The audience was perhaps slightly smaller than the usual Wellin crowd, most likely as a result of the inclement weather—certainly not for lack of performer reputation. Marosek is much admired within the Clinton community, and was greeted with warm applause as he walked onstage to perform his first piece, Haydn’s “Sonata in E Flat, Hob XVI:49.” Comprised of three movements of varying tempos, the piece is still mainly upbeat, major and frequently styled with staccato accents. Marosek performed each section with deft attention to detail, displaying particular skill and comfort during a tricky section in the second movement that required the left hand to pass over the right to play a high melody over rolling chordal patterns beneath. He did not make as much as he could have out of the chord at the end of the second movement, which might have been allowed to hang in the air for a moment longer. One can hardly blame him for hurrying a bit to begin the next movement, however; there was a very disruptive ruckus going on backstage that made lingering in quiet moments much less appealing.
In fact, much of the audience was experiencing a similar sense of rushed agitation. The noise backstage, sounding like a beginning drummer trying out a couple new ideas, or perhaps a McEwen delivery arriving on squeaky wheels, was incessant and impossibly distracting. At each lull, every tender moment, the backstage racket interrupted the audience’s attempts to sink into the music. When asked post-performance about his reaction to the noise, Marosek replied good-naturedly, “It was fine—I learned to practice as a kid with a relatively large family, so I got used to playing through the noise!”

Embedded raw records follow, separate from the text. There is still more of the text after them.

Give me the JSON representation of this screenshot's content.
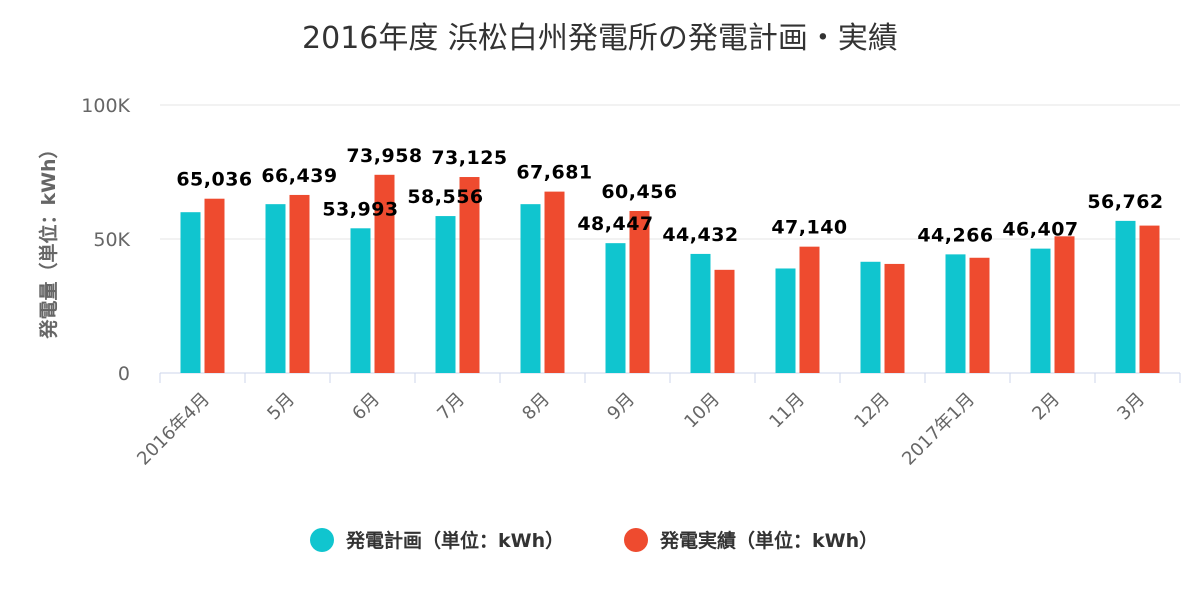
{
  "chart_data": {
    "type": "bar",
    "title": "2016年度 浜松白州発電所の発電計画・実績",
    "ylabel": "発電量（単位：kWh）",
    "xlabel": "",
    "categories": [
      "2016年4月",
      "5月",
      "6月",
      "7月",
      "8月",
      "9月",
      "10月",
      "11月",
      "12月",
      "2017年1月",
      "2月",
      "3月"
    ],
    "ylim": [
      0,
      100000
    ],
    "y_ticks": [
      {
        "value": 0,
        "label": "0"
      },
      {
        "value": 50000,
        "label": "50K"
      },
      {
        "value": 100000,
        "label": "100K"
      }
    ],
    "grid": true,
    "legend_position": "bottom-center",
    "series": [
      {
        "name": "発電計画（単位：kWh）",
        "color": "#10c5cf",
        "values": [
          60000,
          63000,
          53993,
          58556,
          63000,
          48447,
          44432,
          39000,
          41500,
          44266,
          46407,
          56762
        ],
        "labels": [
          "",
          "",
          "53,993",
          "58,556",
          "",
          "48,447",
          "44,432",
          "",
          "",
          "44,266",
          "46,407",
          "56,762"
        ]
      },
      {
        "name": "発電実績（単位：kWh）",
        "color": "#ee4b2f",
        "values": [
          65036,
          66439,
          73958,
          73125,
          67681,
          60456,
          38500,
          47140,
          40700,
          43000,
          51000,
          55000
        ],
        "labels": [
          "65,036",
          "66,439",
          "73,958",
          "73,125",
          "67,681",
          "60,456",
          "",
          "47,140",
          "",
          "",
          "",
          ""
        ]
      }
    ]
  }
}
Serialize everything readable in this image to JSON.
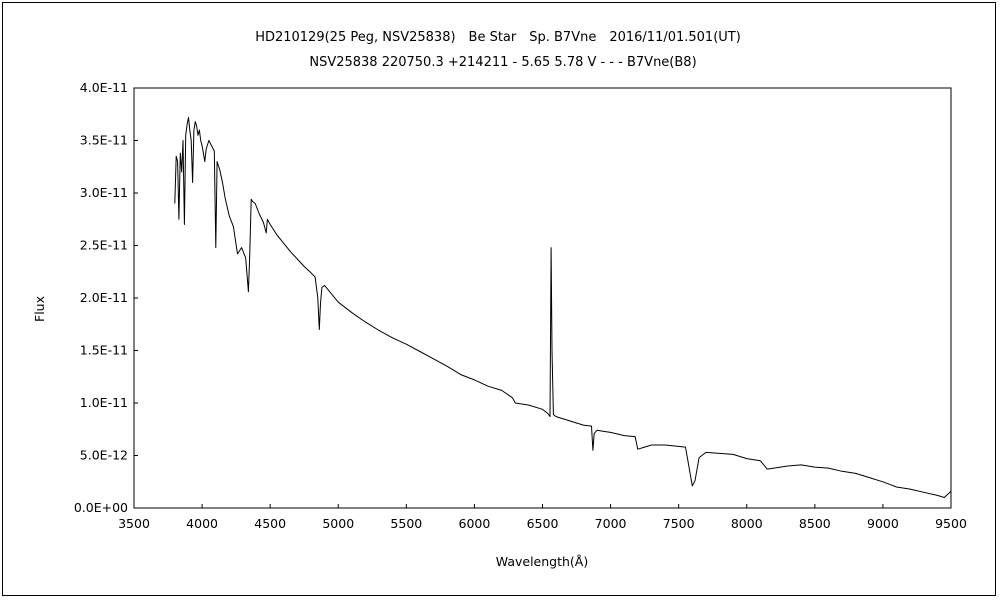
{
  "chart_data": {
    "type": "line",
    "title": "HD210129(25 Peg, NSV25838)　Be Star　Sp. B7Vne　2016/11/01.501(UT)",
    "subtitle": "NSV25838 220750.3 +214211 - 5.65 5.78 V - - - B7Vne(B8)",
    "xlabel": "Wavelength(Å)",
    "ylabel": "Flux",
    "xlim": [
      3500,
      9500
    ],
    "ylim": [
      0,
      4e-11
    ],
    "xticks": [
      3500,
      4000,
      4500,
      5000,
      5500,
      6000,
      6500,
      7000,
      7500,
      8000,
      8500,
      9000,
      9500
    ],
    "yticks": [
      "0.0E+00",
      "5.0E-12",
      "1.0E-11",
      "1.5E-11",
      "2.0E-11",
      "2.5E-11",
      "3.0E-11",
      "3.5E-11",
      "4.0E-11"
    ],
    "grid": false,
    "legend": "none",
    "series": [
      {
        "x": [
          3800,
          3810,
          3820,
          3830,
          3840,
          3850,
          3860,
          3870,
          3880,
          3890,
          3900,
          3910,
          3920,
          3930,
          3940,
          3950,
          3960,
          3970,
          3980,
          3990,
          4000,
          4010,
          4020,
          4030,
          4050,
          4070,
          4090,
          4101,
          4110,
          4130,
          4150,
          4170,
          4200,
          4230,
          4260,
          4290,
          4320,
          4340,
          4350,
          4361,
          4370,
          4390,
          4420,
          4450,
          4471,
          4480,
          4500,
          4550,
          4600,
          4650,
          4700,
          4750,
          4800,
          4830,
          4850,
          4861,
          4870,
          4880,
          4900,
          4950,
          5000,
          5100,
          5200,
          5300,
          5400,
          5500,
          5600,
          5700,
          5800,
          5900,
          6000,
          6100,
          6200,
          6280,
          6300,
          6400,
          6500,
          6540,
          6555,
          6563,
          6570,
          6580,
          6600,
          6700,
          6800,
          6860,
          6870,
          6880,
          6900,
          6950,
          7000,
          7100,
          7180,
          7200,
          7250,
          7300,
          7400,
          7550,
          7600,
          7620,
          7650,
          7700,
          7800,
          7900,
          8000,
          8100,
          8150,
          8200,
          8300,
          8400,
          8500,
          8600,
          8700,
          8800,
          8900,
          9000,
          9100,
          9200,
          9300,
          9400,
          9450,
          9500
        ],
        "y": [
          2.9e-11,
          3.35e-11,
          3.3e-11,
          2.75e-11,
          3.38e-11,
          3.2e-11,
          3.5e-11,
          2.7e-11,
          3.55e-11,
          3.65e-11,
          3.72e-11,
          3.6e-11,
          3.5e-11,
          3.1e-11,
          3.6e-11,
          3.68e-11,
          3.64e-11,
          3.55e-11,
          3.6e-11,
          3.5e-11,
          3.45e-11,
          3.38e-11,
          3.3e-11,
          3.42e-11,
          3.5e-11,
          3.45e-11,
          3.4e-11,
          2.48e-11,
          3.3e-11,
          3.22e-11,
          3.1e-11,
          2.95e-11,
          2.78e-11,
          2.68e-11,
          2.42e-11,
          2.48e-11,
          2.38e-11,
          2.06e-11,
          2.4e-11,
          2.94e-11,
          2.92e-11,
          2.9e-11,
          2.8e-11,
          2.72e-11,
          2.62e-11,
          2.75e-11,
          2.7e-11,
          2.6e-11,
          2.52e-11,
          2.44e-11,
          2.37e-11,
          2.3e-11,
          2.24e-11,
          2.2e-11,
          2e-11,
          1.7e-11,
          1.95e-11,
          2.1e-11,
          2.12e-11,
          2.04e-11,
          1.96e-11,
          1.86e-11,
          1.77e-11,
          1.69e-11,
          1.62e-11,
          1.56e-11,
          1.49e-11,
          1.42e-11,
          1.35e-11,
          1.27e-11,
          1.22e-11,
          1.16e-11,
          1.12e-11,
          1.05e-11,
          1e-11,
          9.8e-12,
          9.4e-12,
          9e-12,
          8.7e-12,
          2.48e-11,
          1.5e-11,
          8.9e-12,
          8.7e-12,
          8.3e-12,
          7.9e-12,
          7.8e-12,
          5.5e-12,
          7.1e-12,
          7.4e-12,
          7.3e-12,
          7.2e-12,
          6.9e-12,
          6.8e-12,
          5.6e-12,
          5.8e-12,
          6e-12,
          6e-12,
          5.8e-12,
          2.1e-12,
          2.6e-12,
          4.8e-12,
          5.3e-12,
          5.2e-12,
          5.1e-12,
          4.7e-12,
          4.5e-12,
          3.7e-12,
          3.8e-12,
          4e-12,
          4.1e-12,
          3.9e-12,
          3.8e-12,
          3.5e-12,
          3.3e-12,
          2.9e-12,
          2.5e-12,
          2e-12,
          1.8e-12,
          1.5e-12,
          1.2e-12,
          1e-12,
          1.6e-12
        ]
      }
    ]
  }
}
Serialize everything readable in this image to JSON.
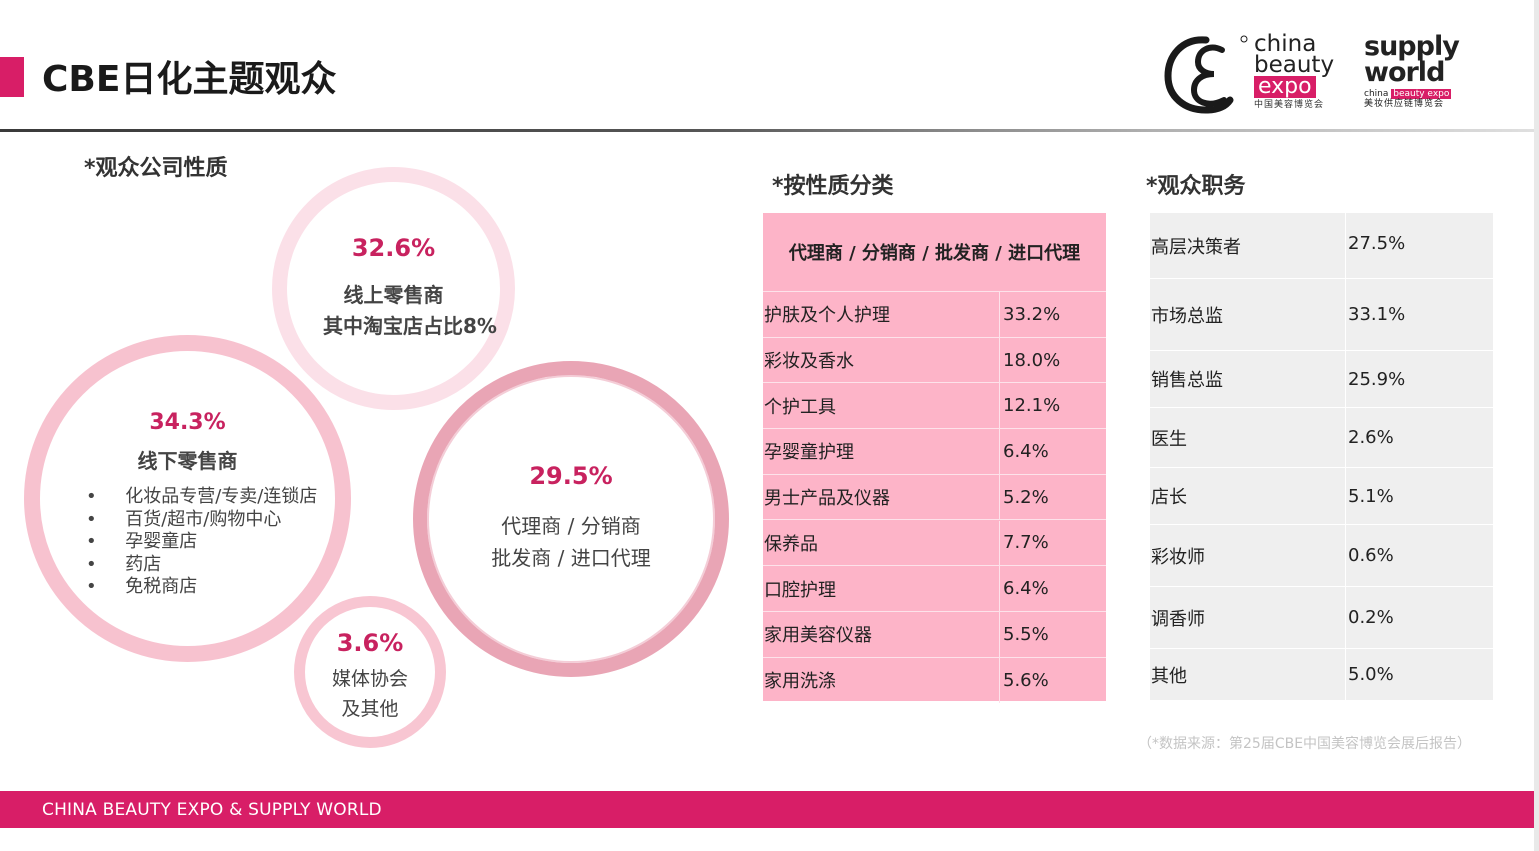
{
  "header": {
    "title": "CBE日化主题观众",
    "logo_cbe": {
      "line1": "china",
      "line2": "beauty",
      "expo": "expo",
      "cn": "中国美容博览会"
    },
    "logo_sw": {
      "line1": "supply",
      "line2": "world",
      "sub_prefix": "china",
      "sub_box": "beauty expo",
      "cn": "美妆供应链博览会"
    }
  },
  "audience_nature": {
    "title": "*观众公司性质",
    "online": {
      "percent": "32.6%",
      "line1": "线上零售商",
      "line2": "其中淘宝店占比8%"
    },
    "offline": {
      "percent": "34.3%",
      "label": "线下零售商",
      "items": [
        "化妆品专营/专卖/连锁店",
        "百货/超市/购物中心",
        "孕婴童店",
        "药店",
        "免税商店"
      ]
    },
    "agents": {
      "percent": "29.5%",
      "line1": "代理商 / 分销商",
      "line2": "批发商 / 进口代理"
    },
    "media": {
      "percent": "3.6%",
      "line1": "媒体协会",
      "line2": "及其他"
    }
  },
  "by_category": {
    "title": "*按性质分类",
    "header": "代理商 / 分销商 / 批发商 / 进口代理",
    "rows": [
      {
        "label": "护肤及个人护理",
        "value": "33.2%"
      },
      {
        "label": "彩妆及香水",
        "value": "18.0%"
      },
      {
        "label": "个护工具",
        "value": "12.1%"
      },
      {
        "label": "孕婴童护理",
        "value": "6.4%"
      },
      {
        "label": "男士产品及仪器",
        "value": "5.2%"
      },
      {
        "label": "保养品",
        "value": "7.7%"
      },
      {
        "label": "口腔护理",
        "value": "6.4%"
      },
      {
        "label": "家用美容仪器",
        "value": "5.5%"
      },
      {
        "label": "家用洗涤",
        "value": "5.6%"
      }
    ]
  },
  "job_titles": {
    "title": "*观众职务",
    "rows": [
      {
        "label": "高层决策者",
        "value": "27.5%"
      },
      {
        "label": "市场总监",
        "value": "33.1%"
      },
      {
        "label": "销售总监",
        "value": "25.9%"
      },
      {
        "label": "医生",
        "value": "2.6%"
      },
      {
        "label": "店长",
        "value": "5.1%"
      },
      {
        "label": "彩妆师",
        "value": "0.6%"
      },
      {
        "label": "调香师",
        "value": "0.2%"
      },
      {
        "label": "其他",
        "value": "5.0%"
      }
    ]
  },
  "source_note": "（*数据来源：第25届CBE中国美容博览会展后报告）",
  "footer": {
    "text": "CHINA BEAUTY EXPO & SUPPLY  WORLD"
  },
  "colors": {
    "accent": "#d81e67",
    "pink_table": "#fdb4c8",
    "grey_table": "#efefef",
    "percent_text": "#c8225f"
  }
}
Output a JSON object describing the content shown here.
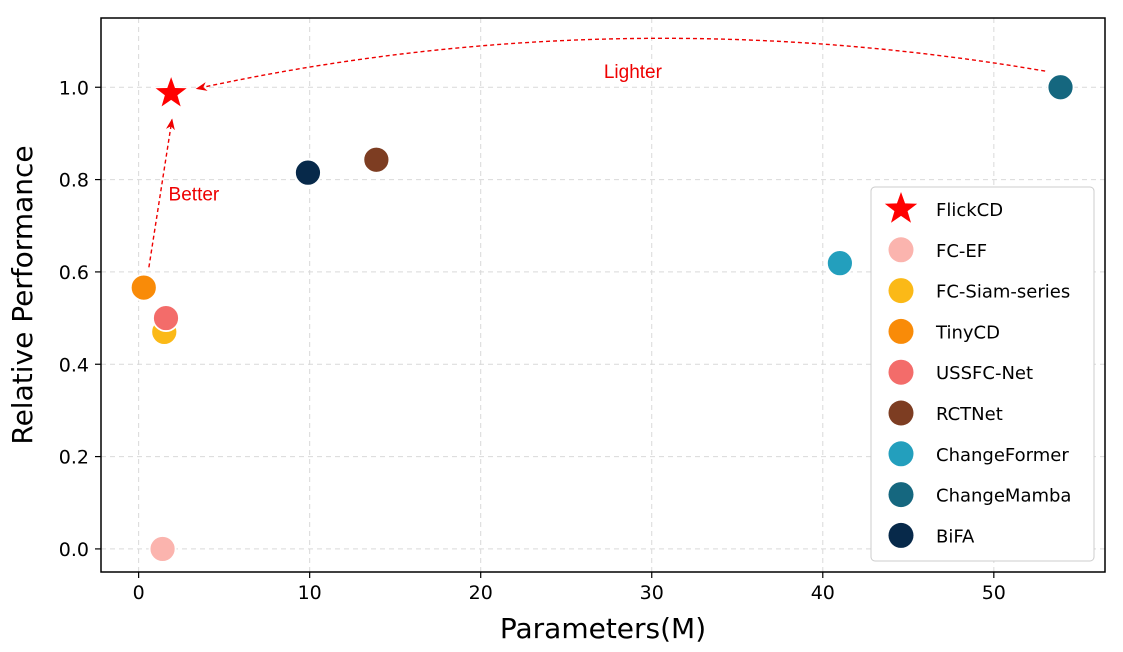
{
  "chart_data": {
    "type": "scatter",
    "title": "",
    "xlabel": "Parameters(M)",
    "ylabel": "Relative Performance",
    "xlim": [
      -2.2,
      56.5
    ],
    "ylim": [
      -0.05,
      1.15
    ],
    "xticks": [
      0,
      10,
      20,
      30,
      40,
      50
    ],
    "yticks": [
      0.0,
      0.2,
      0.4,
      0.6,
      0.8,
      1.0
    ],
    "xtick_labels": [
      "0",
      "10",
      "20",
      "30",
      "40",
      "50"
    ],
    "ytick_labels": [
      "0.0",
      "0.2",
      "0.4",
      "0.6",
      "0.8",
      "1.0"
    ],
    "grid": true,
    "legend_position": "right",
    "series": [
      {
        "name": "FlickCD",
        "marker": "star",
        "color": "#ff0000",
        "x": [
          1.9
        ],
        "y": [
          0.987
        ]
      },
      {
        "name": "FC-EF",
        "marker": "circle",
        "color": "#fbb4ae",
        "x": [
          1.4
        ],
        "y": [
          0.0
        ]
      },
      {
        "name": "FC-Siam-series",
        "marker": "circle",
        "color": "#fbb917",
        "x": [
          1.5
        ],
        "y": [
          0.47
        ]
      },
      {
        "name": "TinyCD",
        "marker": "circle",
        "color": "#f98b08",
        "x": [
          0.3
        ],
        "y": [
          0.566
        ]
      },
      {
        "name": "USSFC-Net",
        "marker": "circle",
        "color": "#f36c6a",
        "x": [
          1.6
        ],
        "y": [
          0.5
        ]
      },
      {
        "name": "RCTNet",
        "marker": "circle",
        "color": "#7d3d22",
        "x": [
          13.9
        ],
        "y": [
          0.843
        ]
      },
      {
        "name": "ChangeFormer",
        "marker": "circle",
        "color": "#239fbd",
        "x": [
          41.0
        ],
        "y": [
          0.619
        ]
      },
      {
        "name": "ChangeMamba",
        "marker": "circle",
        "color": "#15677f",
        "x": [
          53.9
        ],
        "y": [
          1.0
        ]
      },
      {
        "name": "BiFA",
        "marker": "circle",
        "color": "#07294a",
        "x": [
          9.9
        ],
        "y": [
          0.815
        ]
      }
    ],
    "annotations": [
      {
        "text": "Better",
        "color": "#ee0000",
        "arrow_from": [
          0.6,
          0.61
        ],
        "arrow_to": [
          1.95,
          0.93
        ],
        "text_at": [
          1.75,
          0.77
        ]
      },
      {
        "text": "Lighter",
        "color": "#ee0000",
        "arrow_from": [
          53.0,
          1.035
        ],
        "arrow_to": [
          3.4,
          0.997
        ],
        "arrow_peak": [
          28.0,
          1.105
        ],
        "text_at": [
          27.2,
          1.035
        ]
      }
    ]
  }
}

It’s true that the pianist performed admirably under very strange conditions. It was later discovered that the sound was a result of the unusually strong wind that day blowing through smoke pockets in the roof—nothing we shouldn’t have expected from our weather here at Hamilton, in other words. Marosek maintained his cool through Liszt’s “3 Sonetti del Petrarca, S. 158,” gracefully evoking the piece’s essence through to a very touching finish.
After allowing a moment for the audience to wear out its polite applause, Marosek dove into Debussy’s “Selections from Préludes, Book I.” Each prélude was relatively short compared to the rest of the selections. Marosek seemed to play each with affection, drawing out its unique contours and harmonic qualities carefully. His elegant treatment of some of the murkier chords appearing in Préludes III and IV in particular reinforced his previous shows of speed and dexterity with a propensity for subtlety and nuance. Once the last préludes were finished, he joked, “Those last two préludes, about wind and snow—I planned those just for you!”
He returned to the bench for one last piece: Albert Ammons’ “Swannee River Boogie,” based on Stephen Foster’s “Old Folks at Home.” An upbeat tune written much more recently than the rest of the program, the bluesy boogie bit showed off Marosek’s diverse capability, and was a lot of fun to listen to. “I thought the audience would like something a little fun at the end—kind of a programmed encore or sorts,” he told me over email afterwards. The audience certainly did enjoy the tune, and applauded with enthusiasm at the end of the set. In spite of the distracting noises the wind was causing backstage, everyone seemed to agree that the concert was enjoyable overall.